Description
This creamy cucumber salad is a refreshing and easy-to-make side dish perfect for summer meals. Featuring thinly sliced cucumbers and red onion tossed in a tangy, dill-infused dressing made with sour cream and mayonnaise, it offers a cool, flavorful complement to any dish. Quick to prepare and chilled to meld flavors, this salad is both light and satisfying.
Ingredients
Scale
Vegetables
- 2 large cucumbers, thinly sliced
- ½ small red onion, thinly sliced
Dressing
- ¾ cup sour cream
- 1 tablespoon mayonnaise
- 1 tablespoon white vinegar
- 1 teaspoon sugar
- ½ teaspoon garlic powder
- 1 tablespoon chopped fresh dill (or 1 teaspoon dried dill)
- ½ teaspoon salt
- ¼ teaspoon black pepper
Instructions
- Prepare the vegetables: In a large bowl, combine the thinly sliced cucumbers and red onion, ensuring they are evenly mixed to distribute the flavors well.
- Make the dressing: In a separate bowl, whisk together the sour cream, mayonnaise, white vinegar, sugar, garlic powder, dill, salt, and black pepper until the dressing is smooth and well blended.
- Toss salad: Pour the prepared dressing over the cucumber and onion mixture, then toss gently but thoroughly to coat all pieces evenly with the creamy dressing.
- Chill: Cover the salad bowl and refrigerate for at least 30 minutes.
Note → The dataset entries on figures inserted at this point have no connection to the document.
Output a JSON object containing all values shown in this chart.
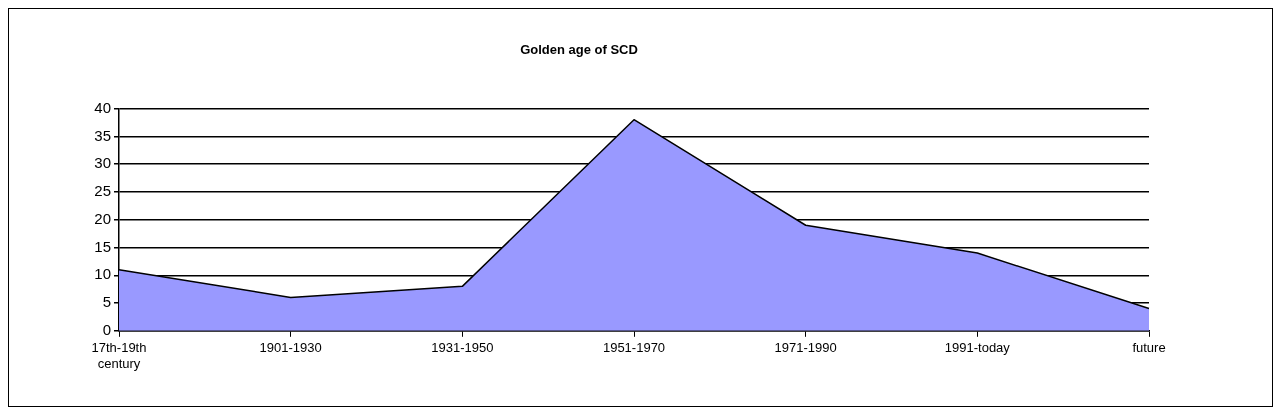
{
  "chart_data": {
    "type": "area",
    "title": "Golden age of SCD",
    "categories": [
      "17th-19th century",
      "1901-1930",
      "1931-1950",
      "1951-1970",
      "1971-1990",
      "1991-today",
      "future"
    ],
    "series": [
      {
        "color": "#9999ff",
        "values": [
          11,
          6,
          8,
          38,
          19,
          14,
          4
        ]
      }
    ],
    "ylim": [
      0,
      40
    ],
    "yticks": [
      0,
      5,
      10,
      15,
      20,
      25,
      30,
      35,
      40
    ],
    "grid": "y",
    "legend": false,
    "marker": "none"
  }
}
This resting period allows the flavors to meld and the salad to become refreshingly cold.
- Serve: Give the salad a gentle stir before serving for the best texture and flavor distribution. Enjoy chilled as a perfect summer side dish.
Notes
- For a lighter version, substitute Greek yogurt for the sour cream.
- English cucumbers work well if you prefer fewer seeds.
- Add chopped chives or parsley for extra freshness and color.